# My German Shepherds



## Kate (Sep 7, 2011)




----------



## jdatwood (Apr 13, 2009)

I take it these are your dogs? Wasn't sure since there wasn't any text accompanying the photos. :wink:

Where in BC are you? My mom lives outside Cranbrook. LOVE it up there


----------



## DaneMama (Jun 27, 2008)

Hello and welcome! 

I love German shepherds but I have to be honest I think the show ring has been a devastation on the general health of this breed. The way they stand, walk, "run" is just unnatural.


----------



## Kate (Sep 7, 2011)

Yes, these are a few of my dogs here at Rockannand. We are in the Fraser Valley, here are my websites~~

Rockannand German Shepherds  Mission, BC Canada
Rockannand German Shepherd Dogs

Our Canadian National German Shepherd Dog Show is in Cloverdale, BC starting tomorrow, so I cannot take any more time, I've got to head to bed as tomorrow morning will be here before I know it and I've got chores to do before we leave!! I keep adding 'to do' to my list!!!

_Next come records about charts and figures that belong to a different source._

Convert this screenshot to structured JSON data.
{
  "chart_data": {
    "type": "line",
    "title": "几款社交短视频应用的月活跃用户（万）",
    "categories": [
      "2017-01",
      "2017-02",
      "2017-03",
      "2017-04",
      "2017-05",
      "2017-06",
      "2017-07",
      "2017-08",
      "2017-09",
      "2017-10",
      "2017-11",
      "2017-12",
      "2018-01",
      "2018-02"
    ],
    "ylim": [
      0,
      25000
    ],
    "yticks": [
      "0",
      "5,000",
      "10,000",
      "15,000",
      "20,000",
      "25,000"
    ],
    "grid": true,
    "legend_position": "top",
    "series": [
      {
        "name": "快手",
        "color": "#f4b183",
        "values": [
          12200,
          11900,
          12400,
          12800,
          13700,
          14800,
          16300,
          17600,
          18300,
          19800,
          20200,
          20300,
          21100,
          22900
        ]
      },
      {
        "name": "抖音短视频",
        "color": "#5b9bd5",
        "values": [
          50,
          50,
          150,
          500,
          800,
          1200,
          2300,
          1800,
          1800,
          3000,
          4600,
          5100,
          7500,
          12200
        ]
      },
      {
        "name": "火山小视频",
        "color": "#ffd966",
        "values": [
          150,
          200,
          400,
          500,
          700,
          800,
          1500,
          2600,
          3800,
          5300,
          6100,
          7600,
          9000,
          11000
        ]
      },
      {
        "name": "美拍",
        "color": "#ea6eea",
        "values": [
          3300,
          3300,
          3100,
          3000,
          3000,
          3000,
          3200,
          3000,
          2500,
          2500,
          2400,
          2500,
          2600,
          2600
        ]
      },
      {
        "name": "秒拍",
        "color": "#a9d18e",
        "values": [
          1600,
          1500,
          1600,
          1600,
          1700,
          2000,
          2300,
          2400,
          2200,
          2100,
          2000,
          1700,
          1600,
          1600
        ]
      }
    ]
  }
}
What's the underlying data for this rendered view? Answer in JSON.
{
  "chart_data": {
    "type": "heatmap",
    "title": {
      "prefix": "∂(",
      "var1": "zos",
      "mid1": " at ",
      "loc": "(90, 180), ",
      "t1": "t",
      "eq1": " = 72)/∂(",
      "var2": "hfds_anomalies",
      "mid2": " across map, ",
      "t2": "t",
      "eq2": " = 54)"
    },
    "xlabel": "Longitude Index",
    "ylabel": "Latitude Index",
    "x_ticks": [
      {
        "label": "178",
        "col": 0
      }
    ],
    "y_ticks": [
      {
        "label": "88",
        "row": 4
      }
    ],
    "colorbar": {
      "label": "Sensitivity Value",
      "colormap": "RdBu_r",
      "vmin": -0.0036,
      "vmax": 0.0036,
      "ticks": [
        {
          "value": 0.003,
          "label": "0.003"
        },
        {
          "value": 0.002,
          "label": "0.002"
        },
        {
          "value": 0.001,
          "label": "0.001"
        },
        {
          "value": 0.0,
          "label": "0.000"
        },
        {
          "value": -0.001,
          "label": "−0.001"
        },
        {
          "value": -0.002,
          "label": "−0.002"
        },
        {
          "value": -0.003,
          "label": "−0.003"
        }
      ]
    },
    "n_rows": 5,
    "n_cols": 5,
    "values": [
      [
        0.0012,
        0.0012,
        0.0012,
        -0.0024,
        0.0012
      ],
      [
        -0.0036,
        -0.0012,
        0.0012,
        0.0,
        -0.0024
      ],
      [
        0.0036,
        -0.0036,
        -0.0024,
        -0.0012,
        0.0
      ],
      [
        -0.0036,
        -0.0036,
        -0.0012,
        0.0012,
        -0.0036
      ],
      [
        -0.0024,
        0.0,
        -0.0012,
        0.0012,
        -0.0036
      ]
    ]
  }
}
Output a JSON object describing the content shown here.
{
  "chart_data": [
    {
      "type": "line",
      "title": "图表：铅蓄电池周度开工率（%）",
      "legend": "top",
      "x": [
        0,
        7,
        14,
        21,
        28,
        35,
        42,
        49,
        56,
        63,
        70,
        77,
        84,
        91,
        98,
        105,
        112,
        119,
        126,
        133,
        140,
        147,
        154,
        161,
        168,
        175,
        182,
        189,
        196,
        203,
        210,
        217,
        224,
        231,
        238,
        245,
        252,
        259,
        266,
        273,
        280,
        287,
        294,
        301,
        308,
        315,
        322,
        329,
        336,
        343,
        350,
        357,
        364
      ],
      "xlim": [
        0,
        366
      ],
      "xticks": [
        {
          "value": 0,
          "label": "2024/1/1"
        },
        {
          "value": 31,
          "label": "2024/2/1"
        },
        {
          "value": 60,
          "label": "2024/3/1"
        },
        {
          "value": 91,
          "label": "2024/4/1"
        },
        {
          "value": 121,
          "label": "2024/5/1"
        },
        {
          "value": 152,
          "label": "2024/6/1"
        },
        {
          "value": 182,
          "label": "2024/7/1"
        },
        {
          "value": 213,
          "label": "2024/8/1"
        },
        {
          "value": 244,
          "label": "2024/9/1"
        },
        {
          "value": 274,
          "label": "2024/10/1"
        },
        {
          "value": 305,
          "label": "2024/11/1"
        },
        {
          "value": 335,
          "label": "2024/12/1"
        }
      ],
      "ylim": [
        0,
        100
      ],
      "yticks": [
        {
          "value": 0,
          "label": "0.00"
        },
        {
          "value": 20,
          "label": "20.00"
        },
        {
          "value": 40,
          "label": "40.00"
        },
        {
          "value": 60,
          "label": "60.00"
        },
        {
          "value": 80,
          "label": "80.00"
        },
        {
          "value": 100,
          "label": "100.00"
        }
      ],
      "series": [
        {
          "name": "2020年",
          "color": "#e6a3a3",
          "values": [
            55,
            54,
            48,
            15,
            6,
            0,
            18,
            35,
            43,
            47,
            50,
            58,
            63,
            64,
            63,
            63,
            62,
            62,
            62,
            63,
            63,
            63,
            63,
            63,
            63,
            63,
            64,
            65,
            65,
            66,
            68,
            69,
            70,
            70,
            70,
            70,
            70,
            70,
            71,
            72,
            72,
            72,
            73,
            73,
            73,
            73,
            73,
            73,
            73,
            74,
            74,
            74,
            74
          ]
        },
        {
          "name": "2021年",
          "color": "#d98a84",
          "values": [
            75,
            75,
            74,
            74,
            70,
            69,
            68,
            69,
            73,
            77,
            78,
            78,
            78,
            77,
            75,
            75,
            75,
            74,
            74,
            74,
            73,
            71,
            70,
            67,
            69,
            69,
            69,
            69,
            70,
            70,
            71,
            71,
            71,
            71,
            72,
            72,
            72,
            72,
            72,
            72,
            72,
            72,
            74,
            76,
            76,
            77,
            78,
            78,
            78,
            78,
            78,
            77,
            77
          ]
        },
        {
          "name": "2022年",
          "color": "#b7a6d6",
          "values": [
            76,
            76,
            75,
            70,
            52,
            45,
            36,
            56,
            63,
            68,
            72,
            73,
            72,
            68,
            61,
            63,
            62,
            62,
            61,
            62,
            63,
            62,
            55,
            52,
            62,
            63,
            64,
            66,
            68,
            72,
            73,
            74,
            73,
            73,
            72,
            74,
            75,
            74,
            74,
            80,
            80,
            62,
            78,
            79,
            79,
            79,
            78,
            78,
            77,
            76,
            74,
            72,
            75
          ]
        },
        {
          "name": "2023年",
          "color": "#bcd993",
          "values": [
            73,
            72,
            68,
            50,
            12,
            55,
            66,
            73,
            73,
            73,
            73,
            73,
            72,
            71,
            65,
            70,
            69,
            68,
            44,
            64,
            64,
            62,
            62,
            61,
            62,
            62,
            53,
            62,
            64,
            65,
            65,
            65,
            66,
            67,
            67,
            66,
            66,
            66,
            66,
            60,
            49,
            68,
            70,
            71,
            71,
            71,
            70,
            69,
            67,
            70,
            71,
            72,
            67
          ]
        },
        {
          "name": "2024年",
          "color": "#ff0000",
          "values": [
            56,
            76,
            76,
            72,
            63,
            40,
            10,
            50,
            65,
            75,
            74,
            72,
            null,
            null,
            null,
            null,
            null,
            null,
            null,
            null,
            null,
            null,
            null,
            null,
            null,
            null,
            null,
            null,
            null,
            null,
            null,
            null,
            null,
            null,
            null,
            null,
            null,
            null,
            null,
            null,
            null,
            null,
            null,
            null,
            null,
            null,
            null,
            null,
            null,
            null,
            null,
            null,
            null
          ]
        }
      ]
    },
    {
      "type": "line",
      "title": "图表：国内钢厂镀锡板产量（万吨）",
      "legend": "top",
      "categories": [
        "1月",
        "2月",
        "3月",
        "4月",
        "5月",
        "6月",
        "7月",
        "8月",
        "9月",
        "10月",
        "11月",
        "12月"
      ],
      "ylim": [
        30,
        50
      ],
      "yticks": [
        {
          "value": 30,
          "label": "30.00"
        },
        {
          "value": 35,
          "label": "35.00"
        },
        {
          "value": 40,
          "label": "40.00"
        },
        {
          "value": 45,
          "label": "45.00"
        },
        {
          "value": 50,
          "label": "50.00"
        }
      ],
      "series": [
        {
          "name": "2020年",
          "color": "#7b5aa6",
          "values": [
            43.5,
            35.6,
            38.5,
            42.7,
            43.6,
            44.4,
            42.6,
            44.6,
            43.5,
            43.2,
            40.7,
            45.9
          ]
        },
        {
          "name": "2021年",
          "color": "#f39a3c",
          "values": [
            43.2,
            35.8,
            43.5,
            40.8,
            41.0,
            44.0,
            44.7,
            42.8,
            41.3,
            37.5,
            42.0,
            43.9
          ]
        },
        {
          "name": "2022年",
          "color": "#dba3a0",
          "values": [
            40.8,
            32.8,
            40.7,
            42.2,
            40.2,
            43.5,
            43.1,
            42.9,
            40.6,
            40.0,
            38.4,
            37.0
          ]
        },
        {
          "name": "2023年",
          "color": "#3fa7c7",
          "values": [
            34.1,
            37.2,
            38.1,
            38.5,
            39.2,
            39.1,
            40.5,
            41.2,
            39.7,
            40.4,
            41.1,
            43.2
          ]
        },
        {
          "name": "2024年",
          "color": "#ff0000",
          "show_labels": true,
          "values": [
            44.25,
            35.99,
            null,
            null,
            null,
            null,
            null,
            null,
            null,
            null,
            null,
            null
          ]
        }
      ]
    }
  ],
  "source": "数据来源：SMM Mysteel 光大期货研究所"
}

I would very much love to chat more about the '70's when extreme-ness was introduced into many of the lines. Just to assure you, Breeders 'these days' have been working hard to correct. My start was in Schutzhund a very long time ago. I am so very pleased that the Judges are not putting those ones up any longer. Balance is what I've always bred for, and I am in style once more, lol. Bye for now!


----------



## CorgiPaws (Mar 31, 2009)

Welcome to DFC. 
I'm with Natalie on the show GSDs. I just can't hardly stand to look at them anymore. They've become so... unnatural. But, I know GSDs are great dogs, and I look forward to having you here with us! I'd LOVE to see GSD breeders move away from the sloped look, and if that's what's happening, then WOO HOO.


----------



## DaneMama (Jun 27, 2008)

Kate said:


> Yes, these are a few of my dogs here at Rockannand. We are in the Fraser Valley, here are my websites~~
> 
> Rockannand German Shepherds* Mission, BC Canada
> Rockannand German Shepherd Dogs
> ...


Best of luck! 

But...from everything I've read and seen, the extreme-ness seems to either be getting worse or staying relatively constant. The breeders I have seen that work on the basis of "balance" seem to be the working lines rather than the show lines. Show breeders seem to be selecting dogs that have such an extreme slope that it deforms these dogs to have such terrible hips and knees. 

From the looks of your dogs they are from show lines with such extreme sloping toplines that they have terribly weak back ends. It's painful to see these dogs move IMO.


----------